I discovered a pleasant, harmonious blending of Rite I from the 1979 Book of Common Prayer along with what could only be described as Sarum additions.  I got a kick from seeing pasted inserts on the inside back cover of the Book of Common Prayer revealing several of the additional texts.  Underneath the Hymnal was a card with the Angelus and antiphons to the Blessed Virgin Mary printed on both sides.   The hymnody came from The Hymnal, 1982 and was juxtaposed with mass settings in Latin and Greek--the Kyrie, Gloria, etc.  The Gospel was chanted, we genuflected at the appropriate place in the Nicene Creed, and we all said the Angelus following the liturgy complete with the ringing of the Angelus bell.
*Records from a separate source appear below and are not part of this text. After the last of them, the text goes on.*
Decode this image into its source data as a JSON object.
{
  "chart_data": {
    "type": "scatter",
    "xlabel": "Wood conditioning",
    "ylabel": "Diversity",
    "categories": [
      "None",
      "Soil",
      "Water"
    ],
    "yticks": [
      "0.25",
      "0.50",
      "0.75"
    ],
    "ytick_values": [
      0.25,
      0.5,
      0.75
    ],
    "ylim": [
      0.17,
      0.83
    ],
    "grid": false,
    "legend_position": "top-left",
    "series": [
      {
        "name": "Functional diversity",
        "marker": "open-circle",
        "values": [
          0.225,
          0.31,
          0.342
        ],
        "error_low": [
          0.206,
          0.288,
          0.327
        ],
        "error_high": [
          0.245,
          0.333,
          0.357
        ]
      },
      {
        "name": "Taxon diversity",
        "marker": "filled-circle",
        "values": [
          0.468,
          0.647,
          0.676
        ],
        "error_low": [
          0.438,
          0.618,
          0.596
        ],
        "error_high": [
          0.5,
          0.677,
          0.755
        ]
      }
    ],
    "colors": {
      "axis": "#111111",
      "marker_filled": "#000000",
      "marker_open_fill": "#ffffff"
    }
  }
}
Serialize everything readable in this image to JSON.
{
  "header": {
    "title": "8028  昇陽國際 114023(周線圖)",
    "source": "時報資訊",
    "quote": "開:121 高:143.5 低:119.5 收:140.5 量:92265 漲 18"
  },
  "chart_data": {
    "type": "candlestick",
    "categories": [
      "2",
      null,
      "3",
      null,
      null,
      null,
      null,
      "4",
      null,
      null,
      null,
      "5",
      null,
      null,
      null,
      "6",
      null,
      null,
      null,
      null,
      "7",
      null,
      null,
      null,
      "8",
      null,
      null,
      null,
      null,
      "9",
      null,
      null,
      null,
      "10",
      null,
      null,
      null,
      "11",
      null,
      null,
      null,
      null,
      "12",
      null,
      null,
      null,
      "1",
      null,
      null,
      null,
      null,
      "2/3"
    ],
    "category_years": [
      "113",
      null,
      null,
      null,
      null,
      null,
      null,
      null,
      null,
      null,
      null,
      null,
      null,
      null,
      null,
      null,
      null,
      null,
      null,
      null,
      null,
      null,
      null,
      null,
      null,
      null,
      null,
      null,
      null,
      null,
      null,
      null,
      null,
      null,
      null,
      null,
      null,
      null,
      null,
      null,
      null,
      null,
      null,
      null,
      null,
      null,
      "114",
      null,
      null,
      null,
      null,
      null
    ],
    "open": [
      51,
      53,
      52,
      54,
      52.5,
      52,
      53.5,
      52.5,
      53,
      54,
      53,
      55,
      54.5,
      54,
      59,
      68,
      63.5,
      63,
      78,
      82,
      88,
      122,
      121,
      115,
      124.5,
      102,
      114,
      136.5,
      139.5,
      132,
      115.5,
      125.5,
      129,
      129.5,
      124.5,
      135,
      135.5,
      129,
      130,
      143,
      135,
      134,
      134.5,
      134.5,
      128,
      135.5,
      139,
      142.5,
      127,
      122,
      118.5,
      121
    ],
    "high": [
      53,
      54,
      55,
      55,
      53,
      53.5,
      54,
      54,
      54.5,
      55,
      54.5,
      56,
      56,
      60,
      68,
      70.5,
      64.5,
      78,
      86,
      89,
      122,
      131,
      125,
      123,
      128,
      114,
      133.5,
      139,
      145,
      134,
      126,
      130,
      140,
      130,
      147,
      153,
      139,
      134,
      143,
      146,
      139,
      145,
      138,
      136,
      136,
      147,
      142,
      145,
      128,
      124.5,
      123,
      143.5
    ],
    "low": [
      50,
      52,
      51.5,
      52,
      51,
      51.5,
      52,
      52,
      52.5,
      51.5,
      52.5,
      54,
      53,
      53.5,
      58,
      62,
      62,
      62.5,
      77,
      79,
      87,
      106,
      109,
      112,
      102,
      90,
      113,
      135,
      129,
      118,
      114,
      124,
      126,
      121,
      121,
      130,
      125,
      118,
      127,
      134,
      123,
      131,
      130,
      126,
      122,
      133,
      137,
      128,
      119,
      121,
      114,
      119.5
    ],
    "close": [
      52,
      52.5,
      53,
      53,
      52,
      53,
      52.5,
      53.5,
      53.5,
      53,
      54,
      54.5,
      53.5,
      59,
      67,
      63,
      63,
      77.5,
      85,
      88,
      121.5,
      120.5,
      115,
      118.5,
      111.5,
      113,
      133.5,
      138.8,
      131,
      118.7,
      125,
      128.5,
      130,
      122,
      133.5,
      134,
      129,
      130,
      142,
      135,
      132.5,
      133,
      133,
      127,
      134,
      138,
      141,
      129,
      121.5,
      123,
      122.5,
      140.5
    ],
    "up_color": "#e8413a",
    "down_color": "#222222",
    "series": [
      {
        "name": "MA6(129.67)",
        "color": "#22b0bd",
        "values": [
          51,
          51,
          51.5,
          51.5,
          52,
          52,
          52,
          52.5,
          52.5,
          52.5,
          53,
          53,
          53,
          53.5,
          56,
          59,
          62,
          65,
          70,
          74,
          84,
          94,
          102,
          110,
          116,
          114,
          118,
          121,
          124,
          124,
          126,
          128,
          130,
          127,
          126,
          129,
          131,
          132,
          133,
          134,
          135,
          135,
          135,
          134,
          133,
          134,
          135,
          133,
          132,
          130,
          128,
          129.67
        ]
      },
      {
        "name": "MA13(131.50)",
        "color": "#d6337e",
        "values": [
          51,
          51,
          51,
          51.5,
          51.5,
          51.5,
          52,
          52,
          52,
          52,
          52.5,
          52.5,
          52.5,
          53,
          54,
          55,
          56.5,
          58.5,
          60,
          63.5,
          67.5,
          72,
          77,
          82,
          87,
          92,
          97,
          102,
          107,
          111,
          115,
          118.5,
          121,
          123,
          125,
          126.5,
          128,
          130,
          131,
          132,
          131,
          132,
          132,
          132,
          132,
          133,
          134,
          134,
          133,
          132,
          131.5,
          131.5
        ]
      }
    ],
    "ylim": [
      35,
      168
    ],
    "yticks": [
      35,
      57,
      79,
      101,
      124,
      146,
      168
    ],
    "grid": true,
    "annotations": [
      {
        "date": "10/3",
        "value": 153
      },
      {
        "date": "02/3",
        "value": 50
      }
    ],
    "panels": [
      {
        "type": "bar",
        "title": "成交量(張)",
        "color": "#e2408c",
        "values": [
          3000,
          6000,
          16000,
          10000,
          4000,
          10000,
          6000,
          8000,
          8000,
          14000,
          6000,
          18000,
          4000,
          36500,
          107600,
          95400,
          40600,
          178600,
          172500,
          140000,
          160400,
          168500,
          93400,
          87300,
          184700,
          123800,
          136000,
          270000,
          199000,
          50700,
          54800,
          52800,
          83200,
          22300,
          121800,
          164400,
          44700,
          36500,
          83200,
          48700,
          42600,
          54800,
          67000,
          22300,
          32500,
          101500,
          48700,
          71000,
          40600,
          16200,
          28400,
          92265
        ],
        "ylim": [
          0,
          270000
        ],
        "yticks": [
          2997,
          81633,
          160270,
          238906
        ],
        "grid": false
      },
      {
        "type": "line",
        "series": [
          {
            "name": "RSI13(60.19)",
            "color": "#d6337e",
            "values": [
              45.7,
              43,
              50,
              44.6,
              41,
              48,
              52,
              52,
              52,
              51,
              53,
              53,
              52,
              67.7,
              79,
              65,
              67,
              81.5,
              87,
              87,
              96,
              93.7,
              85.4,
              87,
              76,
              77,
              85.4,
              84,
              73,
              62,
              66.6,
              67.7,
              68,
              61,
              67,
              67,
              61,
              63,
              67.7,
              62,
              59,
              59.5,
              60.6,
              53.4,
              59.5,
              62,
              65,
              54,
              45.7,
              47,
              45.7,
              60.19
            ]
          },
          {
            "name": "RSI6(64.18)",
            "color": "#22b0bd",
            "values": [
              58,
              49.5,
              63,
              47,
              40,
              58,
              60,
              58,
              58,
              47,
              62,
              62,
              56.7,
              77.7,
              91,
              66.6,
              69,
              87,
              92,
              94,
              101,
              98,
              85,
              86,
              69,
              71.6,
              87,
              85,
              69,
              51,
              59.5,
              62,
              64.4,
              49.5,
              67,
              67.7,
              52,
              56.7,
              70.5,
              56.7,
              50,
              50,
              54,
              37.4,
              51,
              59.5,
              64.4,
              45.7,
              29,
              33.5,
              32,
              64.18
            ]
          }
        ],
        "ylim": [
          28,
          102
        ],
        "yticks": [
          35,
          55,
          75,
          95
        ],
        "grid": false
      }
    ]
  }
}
Ceremonial aside, what I feeling inside was simply exciting.  The power of liturgy to transport you both out-of-time and in-time was not only made possible during the mass but was actually experienced, as evidenced by my goose-bumps.  This was a feeling I have not felt for some time.  One of the unintended consequences of liturgical training in seminary is that you tend to have a harder time worshipping in the broader church--one has to work extra hard to suppress feelings about liturgical mishaps and the like.

Following mass, I wondered about the sanctuary still reeling from the heavenly banquet but wanting somehow to capture that same feeling through photographs.  There were several shrines about the place, but one in particular just sang out, Christ the Great High Priest.

There he was, crowned and adorned in the priestly chasuable with hands outstretched to me.  "I love you," he says, "come to me and I will refresh you."  The hands beckoned a hungry, hurting world to take Christ's burden of love and justice, of true freedom in eternal life.  The eyes were piercing the holiness around me, drawing me into an intimate space of Christ's presence transcending the temporal.  Never before have I felt that way before a shrine, not even Walsingham herself I dare say.

Reentering the atmosphere, I climbed down the stairs for coffee hour and found myself making new friends over a glass of sherry in the garden.  Ah.  This was my kind of parish.  I say that I was lost, off in wonder, love, and praise;  its more likely that I discovered that I was found to be in a place where the liturgy of the Lamb draws both the familiar and the odd together, making new creation.  What a treat for a Sunday.